As we approach May 3rd and the end of the second lockdown in India, and as the reported Covid-19 case-load and the number of daily new cases appear to be declining, attention is increasingly turning to the need for rapid action on the economy to protect livelihoods and enterprises, including the most vulnerable MSMEs that provide employment for the majority of India’s labour force. The Government announced a relief package for the poor of Rs 1.7 lakh crore on March 27, but much more has been eagerly awaited over the past month. Policymakers have the unenviable but critical task of making difficult choices on how much and where they are willing to spend. India’s fiscal situation was not great to start with, but is now under even more pressure with sharply declining revenues and with estimates of the additional pandemic-related expenditures as high as 5 percent of GDP or Rs 10 lakh crore, according to Arvind Subramanian and Devesh Kapur when they spoke at a recent NCAER webinar.
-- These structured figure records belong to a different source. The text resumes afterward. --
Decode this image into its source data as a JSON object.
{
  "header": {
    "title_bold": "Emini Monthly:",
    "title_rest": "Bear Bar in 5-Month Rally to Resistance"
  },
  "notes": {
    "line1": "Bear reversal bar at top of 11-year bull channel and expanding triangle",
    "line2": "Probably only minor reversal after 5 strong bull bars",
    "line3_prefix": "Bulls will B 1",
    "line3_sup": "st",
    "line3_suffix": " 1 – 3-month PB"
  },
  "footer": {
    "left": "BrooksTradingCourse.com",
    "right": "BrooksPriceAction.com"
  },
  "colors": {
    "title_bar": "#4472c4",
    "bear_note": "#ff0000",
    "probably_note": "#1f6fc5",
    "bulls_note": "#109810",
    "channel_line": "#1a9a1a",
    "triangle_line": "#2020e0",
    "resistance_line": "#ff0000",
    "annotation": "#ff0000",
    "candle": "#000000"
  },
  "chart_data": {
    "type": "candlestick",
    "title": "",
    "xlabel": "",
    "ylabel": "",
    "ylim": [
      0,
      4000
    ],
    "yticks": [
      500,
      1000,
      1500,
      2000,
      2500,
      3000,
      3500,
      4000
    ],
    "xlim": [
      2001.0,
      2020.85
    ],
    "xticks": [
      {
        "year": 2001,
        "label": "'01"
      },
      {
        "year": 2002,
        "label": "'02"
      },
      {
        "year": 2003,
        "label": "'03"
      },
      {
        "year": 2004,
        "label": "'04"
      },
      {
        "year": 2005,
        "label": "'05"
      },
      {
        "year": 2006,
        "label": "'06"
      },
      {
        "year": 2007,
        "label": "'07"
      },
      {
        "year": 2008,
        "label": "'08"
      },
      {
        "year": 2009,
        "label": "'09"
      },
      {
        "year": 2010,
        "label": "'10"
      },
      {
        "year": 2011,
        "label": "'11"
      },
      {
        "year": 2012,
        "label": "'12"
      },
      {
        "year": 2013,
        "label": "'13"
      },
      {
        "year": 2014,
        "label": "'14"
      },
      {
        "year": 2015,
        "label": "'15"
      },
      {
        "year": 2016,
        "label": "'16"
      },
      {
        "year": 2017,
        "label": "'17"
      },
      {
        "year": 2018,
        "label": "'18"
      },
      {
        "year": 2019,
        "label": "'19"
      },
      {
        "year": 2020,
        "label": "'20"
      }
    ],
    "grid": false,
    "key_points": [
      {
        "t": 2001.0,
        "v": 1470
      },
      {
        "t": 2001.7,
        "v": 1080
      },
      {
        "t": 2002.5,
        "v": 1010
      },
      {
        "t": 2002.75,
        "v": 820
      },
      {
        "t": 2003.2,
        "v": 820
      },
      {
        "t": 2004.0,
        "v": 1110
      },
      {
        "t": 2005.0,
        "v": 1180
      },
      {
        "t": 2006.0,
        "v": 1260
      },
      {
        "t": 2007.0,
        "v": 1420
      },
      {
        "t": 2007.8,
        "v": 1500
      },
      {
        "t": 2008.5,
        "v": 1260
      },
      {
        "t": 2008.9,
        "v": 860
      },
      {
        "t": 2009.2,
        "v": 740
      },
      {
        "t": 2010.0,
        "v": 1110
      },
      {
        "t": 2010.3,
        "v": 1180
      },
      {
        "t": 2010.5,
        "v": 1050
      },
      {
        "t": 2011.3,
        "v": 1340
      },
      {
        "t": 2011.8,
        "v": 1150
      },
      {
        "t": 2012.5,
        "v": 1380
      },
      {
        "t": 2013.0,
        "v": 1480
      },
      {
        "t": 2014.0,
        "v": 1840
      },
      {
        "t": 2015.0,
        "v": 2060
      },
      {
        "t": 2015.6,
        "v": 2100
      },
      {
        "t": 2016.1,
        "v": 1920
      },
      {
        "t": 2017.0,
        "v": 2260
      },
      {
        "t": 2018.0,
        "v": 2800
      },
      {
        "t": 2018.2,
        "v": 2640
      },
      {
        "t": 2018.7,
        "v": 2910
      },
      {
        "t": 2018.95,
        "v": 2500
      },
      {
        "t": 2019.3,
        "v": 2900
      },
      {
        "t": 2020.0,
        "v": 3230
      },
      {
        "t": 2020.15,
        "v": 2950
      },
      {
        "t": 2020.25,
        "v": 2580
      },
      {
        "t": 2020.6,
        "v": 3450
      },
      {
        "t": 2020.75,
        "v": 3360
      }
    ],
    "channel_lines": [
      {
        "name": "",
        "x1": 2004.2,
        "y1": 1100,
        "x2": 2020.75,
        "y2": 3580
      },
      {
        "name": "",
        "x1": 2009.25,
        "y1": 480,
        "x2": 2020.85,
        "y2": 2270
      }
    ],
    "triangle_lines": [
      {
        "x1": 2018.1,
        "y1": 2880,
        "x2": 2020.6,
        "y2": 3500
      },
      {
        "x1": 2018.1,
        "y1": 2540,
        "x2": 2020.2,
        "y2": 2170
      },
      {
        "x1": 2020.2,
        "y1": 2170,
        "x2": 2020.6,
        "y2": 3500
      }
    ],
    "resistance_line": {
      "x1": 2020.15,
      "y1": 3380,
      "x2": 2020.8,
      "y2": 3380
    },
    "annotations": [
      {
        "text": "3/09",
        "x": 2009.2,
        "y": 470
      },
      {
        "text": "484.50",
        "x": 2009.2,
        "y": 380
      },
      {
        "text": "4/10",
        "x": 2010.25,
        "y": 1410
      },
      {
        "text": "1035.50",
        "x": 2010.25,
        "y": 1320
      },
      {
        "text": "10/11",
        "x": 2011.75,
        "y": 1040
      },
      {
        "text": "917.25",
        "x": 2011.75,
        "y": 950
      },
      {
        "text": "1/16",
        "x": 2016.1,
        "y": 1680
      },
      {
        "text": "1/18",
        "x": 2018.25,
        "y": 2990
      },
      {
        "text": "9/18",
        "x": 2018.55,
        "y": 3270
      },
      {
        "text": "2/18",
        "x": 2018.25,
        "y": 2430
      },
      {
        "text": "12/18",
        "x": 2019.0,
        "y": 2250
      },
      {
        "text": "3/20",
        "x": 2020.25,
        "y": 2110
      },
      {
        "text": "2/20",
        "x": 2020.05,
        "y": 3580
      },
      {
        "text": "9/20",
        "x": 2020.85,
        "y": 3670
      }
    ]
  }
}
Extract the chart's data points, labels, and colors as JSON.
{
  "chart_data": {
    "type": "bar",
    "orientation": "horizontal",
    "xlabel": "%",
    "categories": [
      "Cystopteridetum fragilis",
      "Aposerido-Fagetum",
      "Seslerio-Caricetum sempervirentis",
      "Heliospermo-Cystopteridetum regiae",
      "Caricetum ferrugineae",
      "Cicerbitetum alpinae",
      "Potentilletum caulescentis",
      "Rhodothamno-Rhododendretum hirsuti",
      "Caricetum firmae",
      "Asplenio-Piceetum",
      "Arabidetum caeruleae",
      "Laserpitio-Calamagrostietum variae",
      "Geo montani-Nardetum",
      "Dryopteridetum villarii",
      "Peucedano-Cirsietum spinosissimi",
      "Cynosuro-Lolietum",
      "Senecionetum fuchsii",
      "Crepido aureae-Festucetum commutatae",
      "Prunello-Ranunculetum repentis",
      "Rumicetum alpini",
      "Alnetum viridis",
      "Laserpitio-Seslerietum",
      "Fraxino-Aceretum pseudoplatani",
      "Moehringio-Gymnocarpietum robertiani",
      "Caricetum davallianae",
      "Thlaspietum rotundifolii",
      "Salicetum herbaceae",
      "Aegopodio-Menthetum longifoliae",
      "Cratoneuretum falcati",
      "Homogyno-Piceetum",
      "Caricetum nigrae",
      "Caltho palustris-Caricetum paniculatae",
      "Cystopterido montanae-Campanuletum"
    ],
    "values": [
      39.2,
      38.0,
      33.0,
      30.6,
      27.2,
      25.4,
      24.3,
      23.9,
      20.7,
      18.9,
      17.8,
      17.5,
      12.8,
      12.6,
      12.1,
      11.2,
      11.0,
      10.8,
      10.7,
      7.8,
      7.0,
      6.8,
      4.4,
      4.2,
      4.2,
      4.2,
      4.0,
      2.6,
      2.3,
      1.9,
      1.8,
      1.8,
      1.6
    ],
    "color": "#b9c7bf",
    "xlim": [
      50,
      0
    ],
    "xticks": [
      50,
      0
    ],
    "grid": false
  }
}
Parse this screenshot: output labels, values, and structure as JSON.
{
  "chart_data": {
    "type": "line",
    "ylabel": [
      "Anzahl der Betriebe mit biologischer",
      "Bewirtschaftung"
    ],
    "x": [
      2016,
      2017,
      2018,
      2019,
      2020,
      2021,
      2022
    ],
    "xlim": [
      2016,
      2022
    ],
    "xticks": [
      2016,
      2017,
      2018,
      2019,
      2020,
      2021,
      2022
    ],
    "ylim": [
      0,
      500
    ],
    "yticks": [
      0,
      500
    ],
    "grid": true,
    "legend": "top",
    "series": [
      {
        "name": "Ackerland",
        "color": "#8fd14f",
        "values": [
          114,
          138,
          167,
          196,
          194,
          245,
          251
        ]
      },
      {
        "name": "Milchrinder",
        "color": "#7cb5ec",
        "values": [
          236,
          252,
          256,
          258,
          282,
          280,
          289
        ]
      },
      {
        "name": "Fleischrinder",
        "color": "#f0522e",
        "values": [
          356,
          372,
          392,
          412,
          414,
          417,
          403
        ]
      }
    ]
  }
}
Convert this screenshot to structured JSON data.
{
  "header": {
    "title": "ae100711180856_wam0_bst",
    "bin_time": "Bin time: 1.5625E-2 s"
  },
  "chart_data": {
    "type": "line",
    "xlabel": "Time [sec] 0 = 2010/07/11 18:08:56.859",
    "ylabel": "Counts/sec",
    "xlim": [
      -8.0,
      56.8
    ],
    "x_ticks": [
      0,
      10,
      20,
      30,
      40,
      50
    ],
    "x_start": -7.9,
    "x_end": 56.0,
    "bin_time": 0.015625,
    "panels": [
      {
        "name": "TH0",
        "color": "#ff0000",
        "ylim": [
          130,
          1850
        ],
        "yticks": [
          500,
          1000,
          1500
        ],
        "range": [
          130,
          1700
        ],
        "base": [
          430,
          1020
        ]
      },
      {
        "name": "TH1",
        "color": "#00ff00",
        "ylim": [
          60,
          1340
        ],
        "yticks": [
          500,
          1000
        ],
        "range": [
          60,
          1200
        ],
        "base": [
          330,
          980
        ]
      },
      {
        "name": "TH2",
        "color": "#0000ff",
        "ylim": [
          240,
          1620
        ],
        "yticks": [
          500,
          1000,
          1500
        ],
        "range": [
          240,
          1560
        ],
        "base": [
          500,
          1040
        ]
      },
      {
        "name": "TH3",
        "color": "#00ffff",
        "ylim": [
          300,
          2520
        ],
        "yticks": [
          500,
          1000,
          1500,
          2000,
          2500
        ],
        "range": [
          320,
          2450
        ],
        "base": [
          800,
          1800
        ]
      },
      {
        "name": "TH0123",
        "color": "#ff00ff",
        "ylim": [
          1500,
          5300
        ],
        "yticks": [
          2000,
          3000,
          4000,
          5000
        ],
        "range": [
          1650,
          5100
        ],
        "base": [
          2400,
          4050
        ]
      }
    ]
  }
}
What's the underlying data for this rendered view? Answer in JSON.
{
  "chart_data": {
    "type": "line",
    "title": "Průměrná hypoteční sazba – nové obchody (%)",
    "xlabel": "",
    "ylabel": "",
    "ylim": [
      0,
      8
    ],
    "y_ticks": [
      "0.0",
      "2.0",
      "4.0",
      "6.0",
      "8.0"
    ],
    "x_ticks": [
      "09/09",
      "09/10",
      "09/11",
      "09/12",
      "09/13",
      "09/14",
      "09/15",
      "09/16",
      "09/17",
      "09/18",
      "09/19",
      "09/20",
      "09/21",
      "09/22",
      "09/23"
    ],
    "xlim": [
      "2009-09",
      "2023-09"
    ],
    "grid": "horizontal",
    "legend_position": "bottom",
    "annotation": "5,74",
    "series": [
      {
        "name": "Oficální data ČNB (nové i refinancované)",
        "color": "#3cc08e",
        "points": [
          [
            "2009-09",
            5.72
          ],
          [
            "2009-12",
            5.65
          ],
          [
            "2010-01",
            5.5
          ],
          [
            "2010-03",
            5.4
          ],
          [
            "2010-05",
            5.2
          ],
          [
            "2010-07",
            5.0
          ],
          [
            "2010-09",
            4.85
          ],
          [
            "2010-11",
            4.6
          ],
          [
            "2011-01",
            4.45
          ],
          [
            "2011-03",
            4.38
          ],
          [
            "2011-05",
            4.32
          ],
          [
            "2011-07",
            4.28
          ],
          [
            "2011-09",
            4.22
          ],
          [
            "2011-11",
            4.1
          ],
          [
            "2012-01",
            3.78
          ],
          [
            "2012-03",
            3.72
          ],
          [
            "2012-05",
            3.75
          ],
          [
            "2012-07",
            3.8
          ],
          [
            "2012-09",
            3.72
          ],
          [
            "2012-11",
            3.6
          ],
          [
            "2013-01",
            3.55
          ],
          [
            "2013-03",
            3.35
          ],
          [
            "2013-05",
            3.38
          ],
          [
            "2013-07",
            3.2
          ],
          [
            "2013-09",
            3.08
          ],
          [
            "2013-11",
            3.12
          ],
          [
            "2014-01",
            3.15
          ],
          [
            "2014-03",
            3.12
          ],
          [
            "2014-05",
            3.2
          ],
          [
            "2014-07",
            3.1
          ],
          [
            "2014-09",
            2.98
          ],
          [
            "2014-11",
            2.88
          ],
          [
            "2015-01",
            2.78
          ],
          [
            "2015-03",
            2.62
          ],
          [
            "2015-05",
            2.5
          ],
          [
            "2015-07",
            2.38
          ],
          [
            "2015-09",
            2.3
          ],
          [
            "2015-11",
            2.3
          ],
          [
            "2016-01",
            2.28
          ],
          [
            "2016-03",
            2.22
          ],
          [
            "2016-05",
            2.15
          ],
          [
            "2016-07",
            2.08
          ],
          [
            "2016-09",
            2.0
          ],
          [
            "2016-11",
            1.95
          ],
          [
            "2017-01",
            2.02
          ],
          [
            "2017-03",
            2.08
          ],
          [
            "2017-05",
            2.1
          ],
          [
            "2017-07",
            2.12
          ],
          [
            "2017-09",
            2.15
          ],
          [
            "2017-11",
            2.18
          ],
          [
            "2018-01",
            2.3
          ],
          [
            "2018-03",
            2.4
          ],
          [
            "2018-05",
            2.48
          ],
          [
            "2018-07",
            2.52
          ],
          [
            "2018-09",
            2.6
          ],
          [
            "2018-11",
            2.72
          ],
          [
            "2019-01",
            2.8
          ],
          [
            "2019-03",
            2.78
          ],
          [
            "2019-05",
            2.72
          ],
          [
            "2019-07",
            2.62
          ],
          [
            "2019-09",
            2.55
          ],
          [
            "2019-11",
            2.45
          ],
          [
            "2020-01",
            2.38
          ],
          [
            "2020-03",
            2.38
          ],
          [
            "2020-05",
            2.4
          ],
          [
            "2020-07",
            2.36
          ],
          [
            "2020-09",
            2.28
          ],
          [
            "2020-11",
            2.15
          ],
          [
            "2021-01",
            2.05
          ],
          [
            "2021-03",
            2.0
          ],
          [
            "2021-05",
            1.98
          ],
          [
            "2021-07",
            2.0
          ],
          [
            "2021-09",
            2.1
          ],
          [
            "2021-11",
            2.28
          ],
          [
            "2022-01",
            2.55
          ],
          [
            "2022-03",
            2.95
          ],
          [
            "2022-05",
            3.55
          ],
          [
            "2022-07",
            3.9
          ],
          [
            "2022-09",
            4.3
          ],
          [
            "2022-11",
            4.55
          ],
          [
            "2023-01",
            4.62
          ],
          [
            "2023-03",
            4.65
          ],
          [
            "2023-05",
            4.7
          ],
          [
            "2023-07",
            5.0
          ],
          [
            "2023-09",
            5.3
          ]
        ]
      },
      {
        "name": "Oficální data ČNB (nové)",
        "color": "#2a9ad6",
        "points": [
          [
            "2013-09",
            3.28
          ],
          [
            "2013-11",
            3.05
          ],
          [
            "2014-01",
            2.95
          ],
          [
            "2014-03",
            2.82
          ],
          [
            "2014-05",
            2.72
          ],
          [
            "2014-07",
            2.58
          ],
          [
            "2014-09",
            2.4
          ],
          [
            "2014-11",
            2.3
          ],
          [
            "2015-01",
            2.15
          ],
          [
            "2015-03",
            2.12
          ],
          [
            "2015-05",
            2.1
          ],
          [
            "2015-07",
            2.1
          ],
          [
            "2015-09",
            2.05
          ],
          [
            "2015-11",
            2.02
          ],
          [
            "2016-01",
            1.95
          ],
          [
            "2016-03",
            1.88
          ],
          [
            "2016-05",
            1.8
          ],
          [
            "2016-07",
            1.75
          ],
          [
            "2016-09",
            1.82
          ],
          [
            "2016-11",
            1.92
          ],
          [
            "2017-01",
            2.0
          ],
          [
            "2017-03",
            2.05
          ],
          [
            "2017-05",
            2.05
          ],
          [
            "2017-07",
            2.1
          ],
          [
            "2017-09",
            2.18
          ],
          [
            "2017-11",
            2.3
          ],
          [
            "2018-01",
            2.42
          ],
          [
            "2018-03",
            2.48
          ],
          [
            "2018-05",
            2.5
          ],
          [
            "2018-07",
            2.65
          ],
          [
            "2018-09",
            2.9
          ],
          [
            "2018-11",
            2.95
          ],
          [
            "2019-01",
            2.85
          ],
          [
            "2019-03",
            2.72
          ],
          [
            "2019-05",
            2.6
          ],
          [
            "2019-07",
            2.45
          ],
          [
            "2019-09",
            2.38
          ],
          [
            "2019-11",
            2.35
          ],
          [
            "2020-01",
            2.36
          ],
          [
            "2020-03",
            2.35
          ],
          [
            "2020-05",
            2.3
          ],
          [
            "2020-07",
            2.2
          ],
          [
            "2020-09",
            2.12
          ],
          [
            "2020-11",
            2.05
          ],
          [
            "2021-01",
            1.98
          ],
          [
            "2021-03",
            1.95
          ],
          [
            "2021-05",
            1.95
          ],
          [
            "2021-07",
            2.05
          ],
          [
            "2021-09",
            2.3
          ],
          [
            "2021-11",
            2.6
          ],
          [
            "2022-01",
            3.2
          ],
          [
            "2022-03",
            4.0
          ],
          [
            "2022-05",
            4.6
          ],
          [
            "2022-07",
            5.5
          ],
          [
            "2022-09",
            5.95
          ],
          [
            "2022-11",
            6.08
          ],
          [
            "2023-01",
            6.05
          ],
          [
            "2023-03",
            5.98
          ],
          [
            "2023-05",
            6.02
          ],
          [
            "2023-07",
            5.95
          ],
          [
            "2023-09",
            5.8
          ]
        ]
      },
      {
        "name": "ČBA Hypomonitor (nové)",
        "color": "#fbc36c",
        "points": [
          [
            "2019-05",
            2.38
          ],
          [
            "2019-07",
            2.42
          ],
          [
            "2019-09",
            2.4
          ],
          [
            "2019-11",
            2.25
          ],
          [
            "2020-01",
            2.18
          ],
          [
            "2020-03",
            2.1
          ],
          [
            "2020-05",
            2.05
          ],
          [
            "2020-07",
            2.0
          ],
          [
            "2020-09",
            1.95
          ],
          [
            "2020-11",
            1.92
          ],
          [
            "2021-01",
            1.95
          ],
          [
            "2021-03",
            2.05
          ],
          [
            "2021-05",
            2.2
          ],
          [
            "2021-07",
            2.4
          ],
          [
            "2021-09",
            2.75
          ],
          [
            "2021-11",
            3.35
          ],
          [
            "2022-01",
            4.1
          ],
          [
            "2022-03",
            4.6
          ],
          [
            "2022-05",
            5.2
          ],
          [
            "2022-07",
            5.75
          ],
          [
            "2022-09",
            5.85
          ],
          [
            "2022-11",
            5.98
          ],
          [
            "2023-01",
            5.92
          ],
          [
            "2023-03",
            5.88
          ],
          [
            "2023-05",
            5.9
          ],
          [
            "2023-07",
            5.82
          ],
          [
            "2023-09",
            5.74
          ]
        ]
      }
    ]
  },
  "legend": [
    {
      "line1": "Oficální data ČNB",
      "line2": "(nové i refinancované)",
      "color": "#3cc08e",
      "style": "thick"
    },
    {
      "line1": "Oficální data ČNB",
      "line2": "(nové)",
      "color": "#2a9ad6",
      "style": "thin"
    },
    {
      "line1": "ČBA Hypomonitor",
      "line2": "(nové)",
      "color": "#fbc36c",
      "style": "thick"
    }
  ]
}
Developments in financial markets in the past few days add further concern.  With each passing day, the cost of an eventual recovery and the revival of large and small businesses is likely to rise, while urgent action and funding are needed to protect the most vulnerable whose livelihoods and lives have been deeply impacted by the Coronavirus and the lockdown.

 

On April 30, NCAER hosted the next in its Coronavirus Briefings webinar series to discuss how to protect and rebuild the Indian economy out of the deepest recession it will have fallen into in its history.  The second in this series dealing with the Indian macro economy, the webinar was moderated by Shekhar Shah and featured four leading financial sector India Chief Economists—Neelkanth Mishra, Pranjul Bhandari, Samiran Chakraborty, and Devendra K Pant. The panelists also responded to write-in questions from webinar participants. The discussion was attended by over 100 participants.